After winning the title in 2020, this season hasn't gone quite as well for Suzuki. Joan Mir failed to defend his number 1 and the Yamaha and Ducati were head and shoulders above the GSX-RR. After all, 2021 began with Davide Brivio bidding farewell and Shinichi Sahara, the project's technical manager, also having to take on the role of team manager. A double commitment that influenced the results, as he wrote himself in his blog.
“We’re at the end of a long and demanding season and I would say that, despite not getting quite the results we were hoping for, the year was around 60-70% what I expected.
“2021 was different for all of us, coming off the back of winning the title, and Davide Brivio leaving, we all had to step up and find the way forward. I had previously been the Team Director, mainly managing things from the factory in Japan, but in 2021, I took on a new role as Team Manager and Project Leader. This workload, coupled with still being the Group Leader in the development department in Japan, was way too much. But on the other hand, I learnt a lot, and being at the race tracks more has given me a unique insight that I didn’t have in previous years; I’m able to notice every detail on the GSX-RR and how it behaves on the track.
“Last year I was only at one track – Portimão for the season finale – and I wish I had been at more races to check how it was all going, because I wasn’t able to get a true understanding of our 2020 machine. When we started this season I couldn’t really compare the two bikes.
“In that same vein, attending all the races this year will be beneficial for next year, I think. I am really familiar with our bike now. Attending all the races hasn’t only been beneficial from the technical side, but also from the human management side of things. I have communicated with many people in the paddock in 2021, much more than before. Of course I already knew most of them but having direct communication with them face-to-face allowed us to get to know each other better than via emails or video meetings.
“Even within our own team, I have become much more familiar with all the work that each team member does. This has been most evident with the marketing department. I don’t think I really appreciated the complexities of their job until now! They are very creative and always pushing, they are constantly coming up with new ideas, not just every week but seemingly every hour. This side of our project was new to me; marketing, commercial and sponsorship – it’s a huge responsibility and I learnt a lot from the deep end!
“I think one of the hardest parts of stepping into the new role this year has been the lack of having someone to discuss the big things with. When I was based remotely in Japan, I felt I could see the big picture and offer good advice, but when you’re on site and surrounded by everything it can be hard to take that step back and look at things objectively, and this is where I miss the role of someone to discuss everything with.
“On the other hand, I have felt a lot of help and support from all the team members – not only from the Crew Chiefs or the management figures, but from every member.
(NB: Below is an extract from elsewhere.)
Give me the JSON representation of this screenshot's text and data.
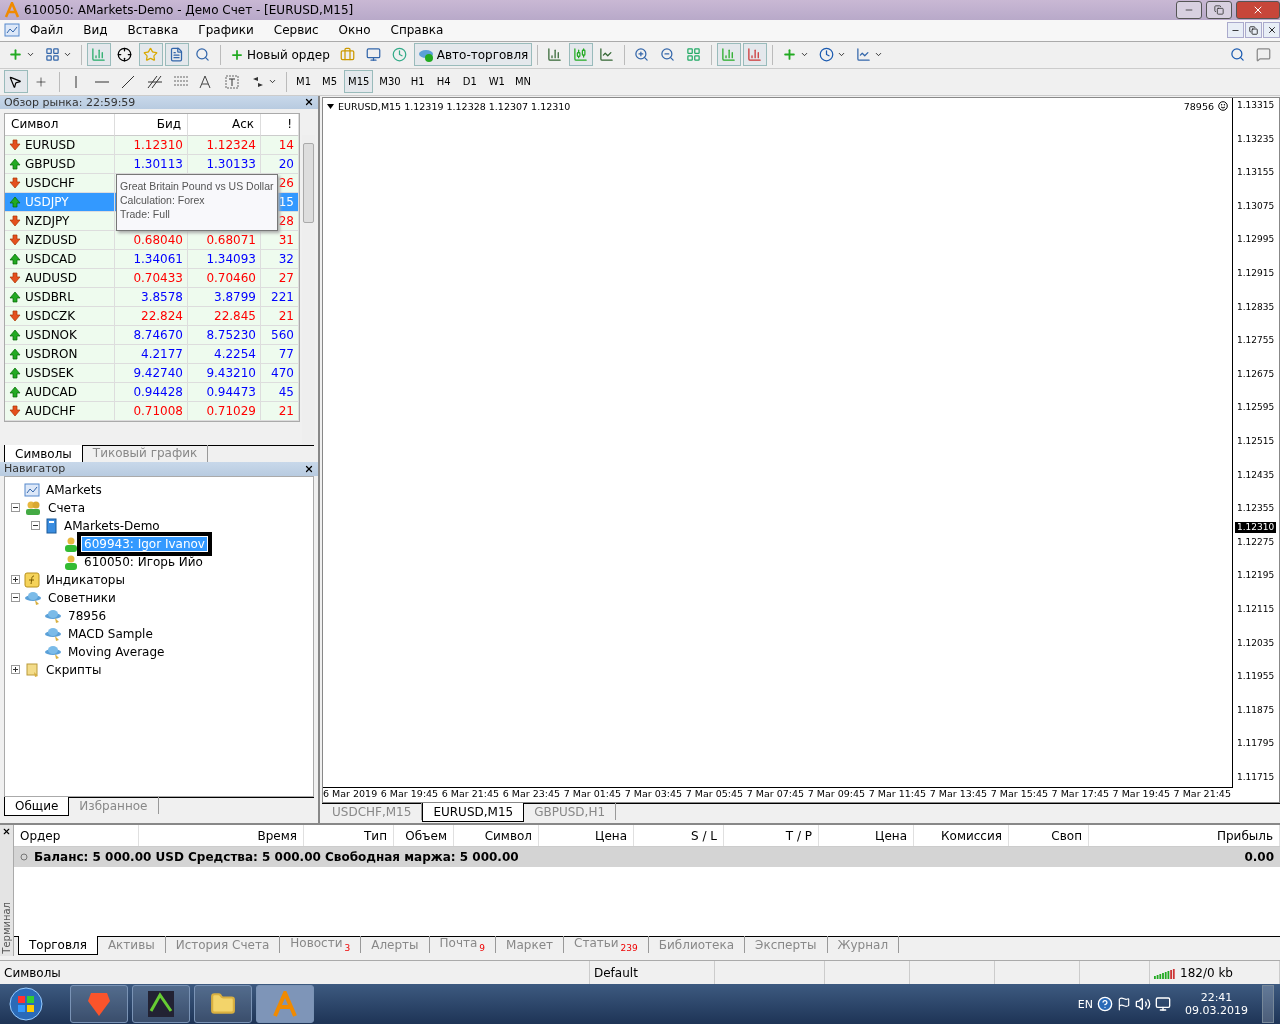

They all tried to help me and support me throughout this season, and I really appreciate that. Overall, I can say, in terms of team spirit, we reached my expectations, we just lacked a bit in terms of results.
“One clear thing on the bike performance front, is that the step of improvement from last year to this year was not big enough – not as big as the previous year. That doesn’t mean a lack of effort from the factory engineers, they did everything that was necessary and I’m very satisfied with their work. But I think I needed to control something more, for instance the order of the jobs or items in terms of priority.
“Despite not being on the podium as often as we’d hoped, we have felt so much support from our loyal fans. I feel that Suzuki fans are different to those of any other manufacturer or team; they are special. They are so enthusiastic, so passionate, they really love us and we feel that. When the fans cheer us, even I feel that very much, so for the riders it’s another level. Before I started this job I didn’t realise the importance of their cheering; I could see them enjoying themselves and it was nice, but it was only when I started to attend more races that I understood how this cheering and support transmits to the riders, the crew, all the team. So, when we hear them or read their comments, our motivation goes from 100 per cent to maybe 110 or 120 per cent. So thank you to all of them, and let’s continue to cheer together as one! As we head into the winter break I would like to deliver a similar message to our two riders, Joan and Alex – let’s continue pushing.
“This year we managed to achieve 3rd place in the Teams’ Championship and Manufacturers’ Championship thanks to the commitment and work of both riders. Joan also managed to get 3rd in the Riders’ Championship, which was tough in a very competitive year. He has the ability and potential to win the title again for sure. He has consistency, speed, and a smart brain. He’s able to put in strong results even when luck goes against him. We’re already planning how to put all those elements together again for 2022 and we trust in him completely.
“Alex is a totally different rider, and this season has been tougher for him. When he is switched on, he is one of the hardest riders to beat - he has big potential and speed, but sometimes he seems to struggle to turn that switch on. He always has a lot of motivation pre-season and during the start of the season, like we saw this year, he was very fast at the beginning. But when he has a crash or a mistake that costs him, it seems to spiral and he struggles to get back into the swing of things. We need to work with him because, when we find the way to activate his switch, he can be unbeatable. So my message to both our riders is simple; we are challengers, and together we will fight to win again!”